When researching a book, I keep track of literally every person I talk to in my quest for information. So as I document my subject, I must simultaneously document those who helped me document my subject.
With my upcoming picture book on Bill Finger and Batman, that list has exceeded 200 (and, although the manuscript has already been signed off on, continues to grow).
Some people let loose bombshells while others provided nothing new. Still, with only a few exceptions, everyone was kind and, if not helpful, apologetic that they couldn’t be. My tendency is to want to give a nod in print to anyone who took time to hear me out about a project, however briefly. Yet, like any part of the writing process, self-editing is necessary.
If space were no issue, I’d include them all in the acknowledgments. However, when is space not an issue? I will manage to thank a good percentage.
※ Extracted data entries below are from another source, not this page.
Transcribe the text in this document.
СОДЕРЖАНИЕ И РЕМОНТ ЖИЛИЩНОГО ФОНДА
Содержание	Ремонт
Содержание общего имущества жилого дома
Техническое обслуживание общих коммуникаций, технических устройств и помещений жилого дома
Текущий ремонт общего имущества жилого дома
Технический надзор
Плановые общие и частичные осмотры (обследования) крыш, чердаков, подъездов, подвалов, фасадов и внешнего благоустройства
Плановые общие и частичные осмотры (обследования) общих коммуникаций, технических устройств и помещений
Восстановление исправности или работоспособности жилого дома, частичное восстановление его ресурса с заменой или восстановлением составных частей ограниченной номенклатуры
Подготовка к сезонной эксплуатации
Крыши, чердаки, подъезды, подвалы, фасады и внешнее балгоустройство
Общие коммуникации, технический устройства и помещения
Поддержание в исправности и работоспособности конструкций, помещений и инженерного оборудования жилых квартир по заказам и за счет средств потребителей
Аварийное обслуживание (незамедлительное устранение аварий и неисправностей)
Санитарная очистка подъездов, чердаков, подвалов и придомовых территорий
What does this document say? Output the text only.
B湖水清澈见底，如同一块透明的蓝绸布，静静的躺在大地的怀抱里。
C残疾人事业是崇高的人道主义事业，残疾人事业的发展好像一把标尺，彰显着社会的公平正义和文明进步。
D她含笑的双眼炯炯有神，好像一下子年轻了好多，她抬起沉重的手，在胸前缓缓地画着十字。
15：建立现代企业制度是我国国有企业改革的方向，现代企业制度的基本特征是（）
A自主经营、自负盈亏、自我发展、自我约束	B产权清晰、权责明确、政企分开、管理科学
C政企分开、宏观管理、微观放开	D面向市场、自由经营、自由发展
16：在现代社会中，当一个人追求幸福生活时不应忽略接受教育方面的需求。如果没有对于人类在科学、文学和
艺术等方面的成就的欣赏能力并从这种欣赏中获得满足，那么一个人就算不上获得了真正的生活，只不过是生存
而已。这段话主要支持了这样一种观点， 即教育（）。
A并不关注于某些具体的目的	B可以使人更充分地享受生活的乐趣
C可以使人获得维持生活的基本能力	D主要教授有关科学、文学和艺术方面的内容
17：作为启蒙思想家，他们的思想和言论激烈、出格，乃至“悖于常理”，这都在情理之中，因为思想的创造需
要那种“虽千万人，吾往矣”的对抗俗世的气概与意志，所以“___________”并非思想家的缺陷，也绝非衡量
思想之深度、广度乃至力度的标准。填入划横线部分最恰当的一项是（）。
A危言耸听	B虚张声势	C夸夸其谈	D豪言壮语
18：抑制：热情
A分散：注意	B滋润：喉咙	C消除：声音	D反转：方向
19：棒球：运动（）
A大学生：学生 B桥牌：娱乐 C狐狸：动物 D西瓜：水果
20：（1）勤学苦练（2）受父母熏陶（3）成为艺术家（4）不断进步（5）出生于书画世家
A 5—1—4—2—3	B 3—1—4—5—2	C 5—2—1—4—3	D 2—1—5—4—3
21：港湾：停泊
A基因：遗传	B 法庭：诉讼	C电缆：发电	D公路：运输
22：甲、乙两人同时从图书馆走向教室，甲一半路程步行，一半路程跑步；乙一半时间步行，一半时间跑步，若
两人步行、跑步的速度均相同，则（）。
Curiously, I’ve found that I feel compelled to thank people who were courteous even if they knew nothing with equal weight as those who contributed vital tidbits.
For the first time, it made me reflect on the reality that acknowledgments are not only a blueprint of the knowledge base that builds a book but also a reminder of the truth that sometimes, all someone needs to do to earn someone else’s gratitude is respond to a stranger’s e-mail.
Authors, do you thank only those who contributed information that made it into the book or do you thank every nice person you consulted along the way?